Any deviation of injection moulded plastic components from their original design can impact assembly, performance and perceived quality of the final product, whether it is a smartphone cover, earphones, or housing for a game console or a PC.
This makes first article inspection (FAI) an essential step when producing injection plastic moulds and tools for the electronics industry. However, defects in injection moulded parts typically arise from entrapped air, porosity, sink marks, joint lines, deformation, and misaligned fibre orientations, inside the body and materials of the product itself.
This creates a challenge. Certifying a product at risk of internal flaws involves either taking the product apart, which apart from being slow, would destroy the ability to see defects, or finding an efficient way to inspect it internally while keeping it intact.
This is where modern computer tomography (CT) can help. With today’s CT scanning techniques we can see inside the products and the materials used to make them. This enables us to see what’s going on in tiny detail, and to do it at scale.
It’s the key reason why plastic injection mould makers rely on CT and 3D CT software to quickly and accurately detect, analyse and remedy injection moulding defects.
With CT it’s possible to inspect a wide array of complex electronic and electrical parts of range of sizes, shapes, and metal and non-metal materials. In addition to plastic housings, these include wet/dry batteries, ceramic insulators, connectors, PCBs, BGAs and semiconductors, with circuit board manufacturers using CT to inspect component positioning and soldered connections. Typically, this means CT’s use extends beyond first article inspection and pre-production inspection, into production inspection and part sorting, as well as failure inspections.

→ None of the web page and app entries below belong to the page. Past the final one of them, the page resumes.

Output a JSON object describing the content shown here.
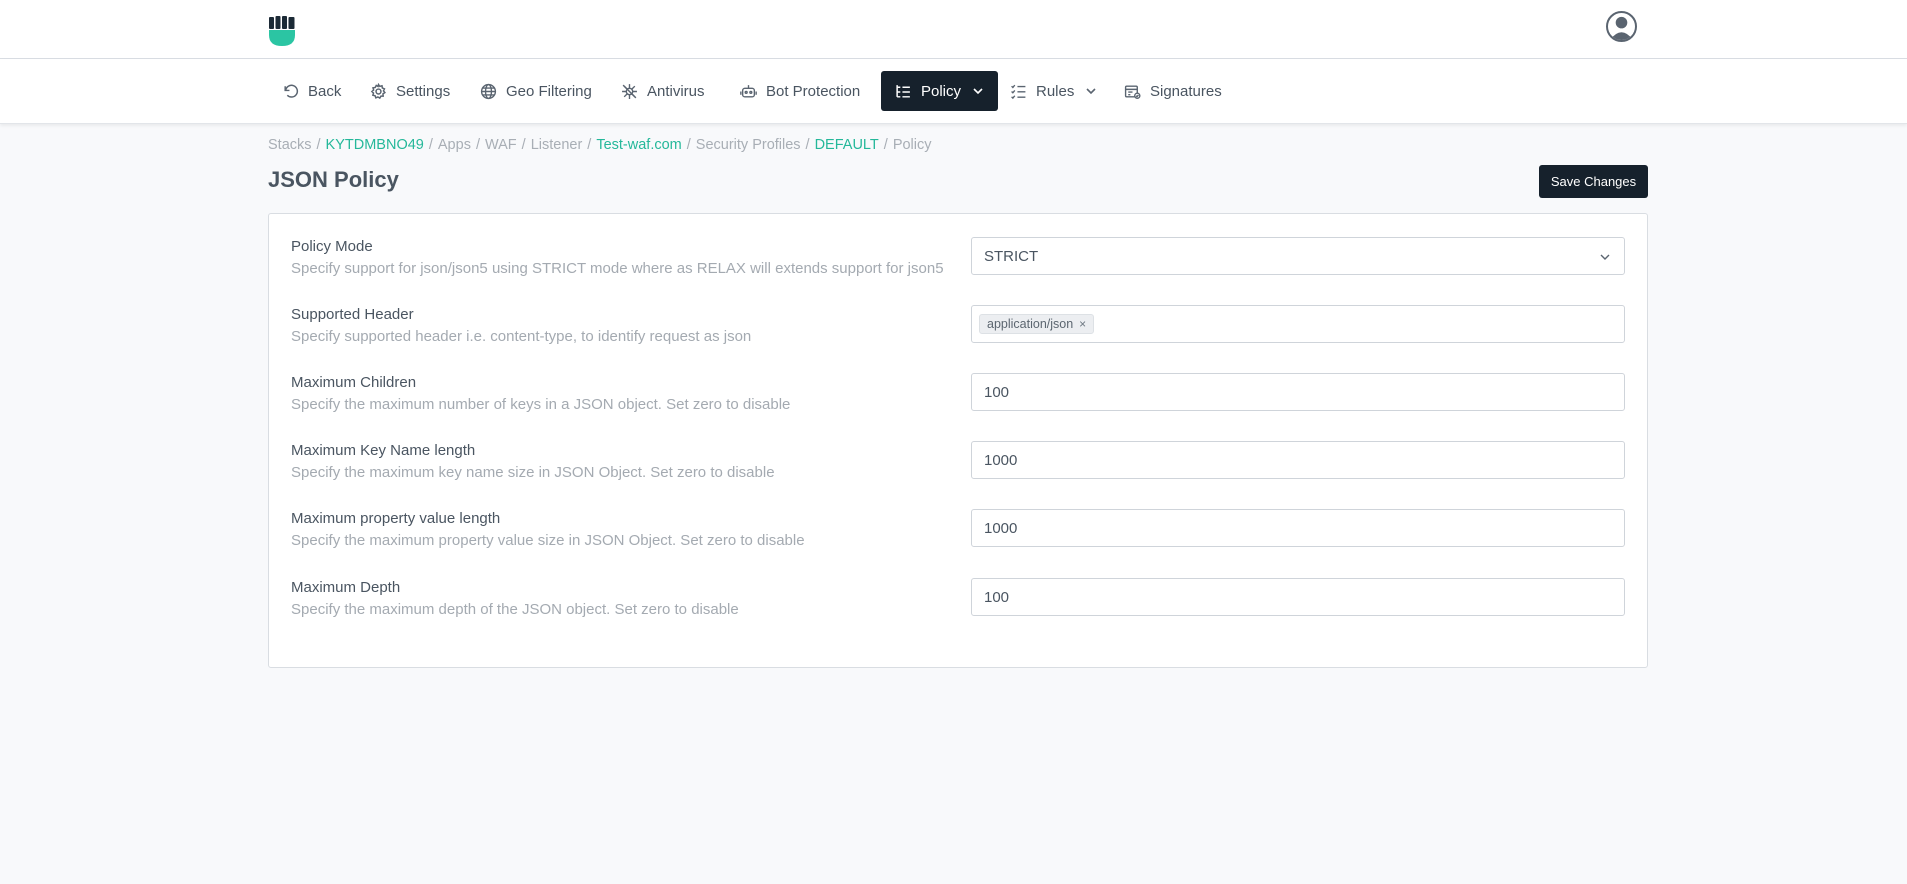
{
  "nav": {
    "items": [
      {
        "label": "Back",
        "icon": "undo-icon"
      },
      {
        "label": "Settings",
        "icon": "gear-icon"
      },
      {
        "label": "Geo Filtering",
        "icon": "globe-icon"
      },
      {
        "label": "Antivirus",
        "icon": "virus-icon"
      },
      {
        "label": "Bot Protection",
        "icon": "robot-icon"
      },
      {
        "label": "Policy",
        "icon": "list-tree-icon",
        "active": true
      },
      {
        "label": "Rules",
        "icon": "checklist-icon"
      },
      {
        "label": "Signatures",
        "icon": "signature-icon"
      }
    ]
  },
  "breadcrumb": {
    "items": [
      "Stacks",
      "KYTDMBNO49",
      "Apps",
      "WAF",
      "Listener",
      "Test-waf.com",
      "Security Profiles",
      "DEFAULT",
      "Policy"
    ],
    "separator": "/"
  },
  "page": {
    "title": "JSON Policy",
    "save_label": "Save Changes"
  },
  "form": {
    "policy_mode": {
      "label": "Policy Mode",
      "description": "Specify support for json/json5 using STRICT mode where as RELAX will extends support for json5",
      "value": "STRICT"
    },
    "supported_header": {
      "label": "Supported Header",
      "description": "Specify supported header i.e. content-type, to identify request as json",
      "tag": "application/json",
      "tag_remove": "×"
    },
    "max_children": {
      "label": "Maximum Children",
      "description": "Specify the maximum number of keys in a JSON object. Set zero to disable",
      "value": "100"
    },
    "max_key_name_length": {
      "label": "Maximum Key Name length",
      "description": "Specify the maximum key name size in JSON Object. Set zero to disable",
      "value": "1000"
    },
    "max_property_value_length": {
      "label": "Maximum property value length",
      "description": "Specify the maximum property value size in JSON Object. Set zero to disable",
      "value": "1000"
    },
    "max_depth": {
      "label": "Maximum Depth",
      "description": "Specify the maximum depth of the JSON object. Set zero to disable",
      "value": "100"
    }
  },
  "colors": {
    "accent": "#25b89a",
    "dark": "#16212c",
    "background": "#f8f9fb"
  }
}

Volume Graphics CT software is a market leader for quality inspection with CT. It not only guides tool geometry recommendations by making it simple to identify any deviations from the nominal guide tool geometry recommendations, it also provides analysis of internal structures, material properties and potential failure points.
In addition, a Manufacturing Geometry Correction Module connects the metrology department with the mould maker to deliver information about warpage, for example, and exports compensated geometry to the tooling department for mould correction. Finally, manufacturers can easily access parameters such as dimensions, wall thicknesses, and GD&T analyses, as well as porosity to guarantee 24/7 production.